Connectionists: "Abstract" vs "Biologically realistic" modelling

Mark Orr mo2259 at columbia.edu
Tue Jan 28 23:26:57 EST 2014


Jim, 
With all the talk of physics, let's not forget Feynman's eloquence in explaining an unsolved and old problem in physics:  turbulence.  Where the understanding of the parts does not lead up to much of an understanding of the whole.  

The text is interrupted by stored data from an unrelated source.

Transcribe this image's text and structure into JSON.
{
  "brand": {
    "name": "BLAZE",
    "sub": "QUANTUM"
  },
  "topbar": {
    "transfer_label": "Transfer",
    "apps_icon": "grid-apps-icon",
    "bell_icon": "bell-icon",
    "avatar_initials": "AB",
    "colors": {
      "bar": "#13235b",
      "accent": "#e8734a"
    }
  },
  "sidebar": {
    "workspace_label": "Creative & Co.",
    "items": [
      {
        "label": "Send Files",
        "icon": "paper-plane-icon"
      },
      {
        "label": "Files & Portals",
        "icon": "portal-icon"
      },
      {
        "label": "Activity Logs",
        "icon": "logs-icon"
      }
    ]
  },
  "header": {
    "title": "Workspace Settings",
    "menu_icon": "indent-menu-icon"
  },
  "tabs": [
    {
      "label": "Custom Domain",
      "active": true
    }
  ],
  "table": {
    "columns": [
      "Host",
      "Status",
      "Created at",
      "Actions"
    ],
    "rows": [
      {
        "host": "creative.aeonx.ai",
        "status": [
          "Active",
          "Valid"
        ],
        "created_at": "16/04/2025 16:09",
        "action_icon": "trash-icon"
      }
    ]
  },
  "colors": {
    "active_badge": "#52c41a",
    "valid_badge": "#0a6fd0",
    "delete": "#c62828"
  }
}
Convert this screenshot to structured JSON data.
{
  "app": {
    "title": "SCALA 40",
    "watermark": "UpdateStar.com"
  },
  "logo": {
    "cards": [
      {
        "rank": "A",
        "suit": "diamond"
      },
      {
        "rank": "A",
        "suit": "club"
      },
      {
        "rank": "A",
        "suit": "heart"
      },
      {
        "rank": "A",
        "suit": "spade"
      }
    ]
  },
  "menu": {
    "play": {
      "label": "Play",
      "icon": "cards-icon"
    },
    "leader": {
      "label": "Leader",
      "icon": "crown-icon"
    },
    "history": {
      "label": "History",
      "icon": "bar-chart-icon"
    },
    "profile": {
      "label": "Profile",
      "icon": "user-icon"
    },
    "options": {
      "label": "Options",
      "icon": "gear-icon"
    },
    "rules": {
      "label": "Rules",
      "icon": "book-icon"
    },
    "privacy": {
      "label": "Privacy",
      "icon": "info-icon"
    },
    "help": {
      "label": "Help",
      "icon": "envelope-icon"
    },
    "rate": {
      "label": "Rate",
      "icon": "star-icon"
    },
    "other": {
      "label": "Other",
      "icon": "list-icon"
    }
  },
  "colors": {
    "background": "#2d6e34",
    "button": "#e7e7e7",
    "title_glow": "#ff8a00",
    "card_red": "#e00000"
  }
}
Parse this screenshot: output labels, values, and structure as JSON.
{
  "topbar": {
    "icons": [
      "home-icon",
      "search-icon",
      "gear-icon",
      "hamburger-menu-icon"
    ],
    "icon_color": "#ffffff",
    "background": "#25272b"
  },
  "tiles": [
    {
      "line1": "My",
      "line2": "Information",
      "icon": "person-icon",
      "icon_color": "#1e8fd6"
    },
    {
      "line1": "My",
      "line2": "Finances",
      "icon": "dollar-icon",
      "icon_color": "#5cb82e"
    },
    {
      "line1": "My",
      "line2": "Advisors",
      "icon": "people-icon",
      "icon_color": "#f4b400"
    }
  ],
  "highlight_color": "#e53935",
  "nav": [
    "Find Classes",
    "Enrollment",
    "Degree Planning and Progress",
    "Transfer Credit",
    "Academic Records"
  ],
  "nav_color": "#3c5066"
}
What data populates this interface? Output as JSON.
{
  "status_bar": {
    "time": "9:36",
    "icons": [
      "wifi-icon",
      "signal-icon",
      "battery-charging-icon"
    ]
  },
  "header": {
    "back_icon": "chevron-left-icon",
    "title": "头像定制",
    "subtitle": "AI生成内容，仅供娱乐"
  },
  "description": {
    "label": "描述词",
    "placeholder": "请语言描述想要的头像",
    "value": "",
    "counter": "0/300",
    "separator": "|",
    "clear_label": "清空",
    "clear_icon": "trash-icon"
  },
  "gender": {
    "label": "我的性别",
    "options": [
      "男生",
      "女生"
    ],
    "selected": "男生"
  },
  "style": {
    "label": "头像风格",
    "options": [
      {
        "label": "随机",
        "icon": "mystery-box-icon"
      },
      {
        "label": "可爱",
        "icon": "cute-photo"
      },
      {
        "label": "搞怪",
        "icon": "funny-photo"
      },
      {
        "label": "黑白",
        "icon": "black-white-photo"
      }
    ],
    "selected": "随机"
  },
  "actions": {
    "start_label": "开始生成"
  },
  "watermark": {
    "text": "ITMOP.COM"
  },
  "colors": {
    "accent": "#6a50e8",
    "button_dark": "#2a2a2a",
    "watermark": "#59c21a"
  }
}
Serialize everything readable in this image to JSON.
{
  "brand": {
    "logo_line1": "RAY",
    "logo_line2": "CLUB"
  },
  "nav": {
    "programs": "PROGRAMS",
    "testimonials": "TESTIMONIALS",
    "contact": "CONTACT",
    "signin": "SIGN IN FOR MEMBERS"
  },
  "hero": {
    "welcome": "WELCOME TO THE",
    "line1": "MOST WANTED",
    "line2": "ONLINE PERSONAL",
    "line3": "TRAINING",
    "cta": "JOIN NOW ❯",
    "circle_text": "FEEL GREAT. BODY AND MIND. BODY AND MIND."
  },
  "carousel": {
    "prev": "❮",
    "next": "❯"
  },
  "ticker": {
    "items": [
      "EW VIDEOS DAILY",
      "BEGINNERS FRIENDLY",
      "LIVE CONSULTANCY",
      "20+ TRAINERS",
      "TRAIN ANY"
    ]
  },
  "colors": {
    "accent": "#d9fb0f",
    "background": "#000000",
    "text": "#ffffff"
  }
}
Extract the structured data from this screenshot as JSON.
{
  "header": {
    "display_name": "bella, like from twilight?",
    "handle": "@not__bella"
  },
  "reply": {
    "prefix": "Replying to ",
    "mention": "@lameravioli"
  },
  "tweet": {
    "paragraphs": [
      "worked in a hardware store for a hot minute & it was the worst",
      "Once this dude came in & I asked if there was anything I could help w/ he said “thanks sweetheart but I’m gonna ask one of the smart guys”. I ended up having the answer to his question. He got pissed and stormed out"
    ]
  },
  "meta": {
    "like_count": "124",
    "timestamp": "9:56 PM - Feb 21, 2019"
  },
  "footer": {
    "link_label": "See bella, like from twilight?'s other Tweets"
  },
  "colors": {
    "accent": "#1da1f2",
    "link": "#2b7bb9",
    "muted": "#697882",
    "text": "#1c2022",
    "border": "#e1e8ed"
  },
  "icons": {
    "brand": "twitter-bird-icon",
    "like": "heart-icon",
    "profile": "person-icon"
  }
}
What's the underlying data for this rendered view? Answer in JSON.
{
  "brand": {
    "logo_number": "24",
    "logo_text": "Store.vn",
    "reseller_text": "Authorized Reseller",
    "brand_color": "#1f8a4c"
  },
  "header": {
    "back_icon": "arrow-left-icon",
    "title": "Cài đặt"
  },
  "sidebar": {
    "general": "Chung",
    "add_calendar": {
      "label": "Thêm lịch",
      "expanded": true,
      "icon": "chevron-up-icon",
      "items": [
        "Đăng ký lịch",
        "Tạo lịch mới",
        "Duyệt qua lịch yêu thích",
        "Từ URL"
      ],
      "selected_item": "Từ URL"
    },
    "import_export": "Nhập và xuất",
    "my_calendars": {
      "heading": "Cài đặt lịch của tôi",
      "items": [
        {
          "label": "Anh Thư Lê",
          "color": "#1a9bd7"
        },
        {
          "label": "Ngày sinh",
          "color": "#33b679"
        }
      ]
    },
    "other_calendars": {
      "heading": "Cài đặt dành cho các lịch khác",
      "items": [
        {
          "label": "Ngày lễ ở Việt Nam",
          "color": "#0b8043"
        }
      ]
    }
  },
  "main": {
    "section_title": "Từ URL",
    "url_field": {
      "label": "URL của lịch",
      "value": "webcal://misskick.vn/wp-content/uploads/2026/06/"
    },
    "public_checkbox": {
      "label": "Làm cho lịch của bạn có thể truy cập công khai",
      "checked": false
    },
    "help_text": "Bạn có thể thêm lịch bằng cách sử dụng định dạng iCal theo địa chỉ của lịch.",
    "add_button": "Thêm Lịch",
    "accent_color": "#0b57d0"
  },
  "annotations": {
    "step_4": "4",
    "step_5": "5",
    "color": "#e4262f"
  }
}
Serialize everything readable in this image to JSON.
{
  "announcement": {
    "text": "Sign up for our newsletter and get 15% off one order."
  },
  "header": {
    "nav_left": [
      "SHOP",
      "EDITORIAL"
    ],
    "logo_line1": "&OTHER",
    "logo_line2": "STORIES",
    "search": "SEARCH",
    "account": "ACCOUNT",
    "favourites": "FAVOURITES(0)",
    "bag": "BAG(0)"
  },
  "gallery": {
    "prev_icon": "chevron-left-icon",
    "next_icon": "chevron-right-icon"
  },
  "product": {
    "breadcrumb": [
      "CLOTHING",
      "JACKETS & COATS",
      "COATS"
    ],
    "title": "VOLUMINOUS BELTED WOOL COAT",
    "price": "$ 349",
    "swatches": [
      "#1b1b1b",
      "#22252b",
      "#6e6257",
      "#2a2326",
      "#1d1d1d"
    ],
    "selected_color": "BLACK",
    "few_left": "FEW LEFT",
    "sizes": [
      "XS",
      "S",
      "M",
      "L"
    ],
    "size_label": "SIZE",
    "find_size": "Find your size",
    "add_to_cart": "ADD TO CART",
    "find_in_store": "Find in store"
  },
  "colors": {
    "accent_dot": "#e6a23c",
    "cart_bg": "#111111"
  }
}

"How vivid is the claret, pressing its existence into the consciousness that watches it!  If our small minds, for some convenience, divide this glass of wine, this universe, into parts--physics, biology, geology, astronomy, psychology, and so on--remember that nature does not know it!  So let us put it all back together, not forgetting ultimately what it is for.  Let it give us one more final pleasure:  drink it and forget it all!"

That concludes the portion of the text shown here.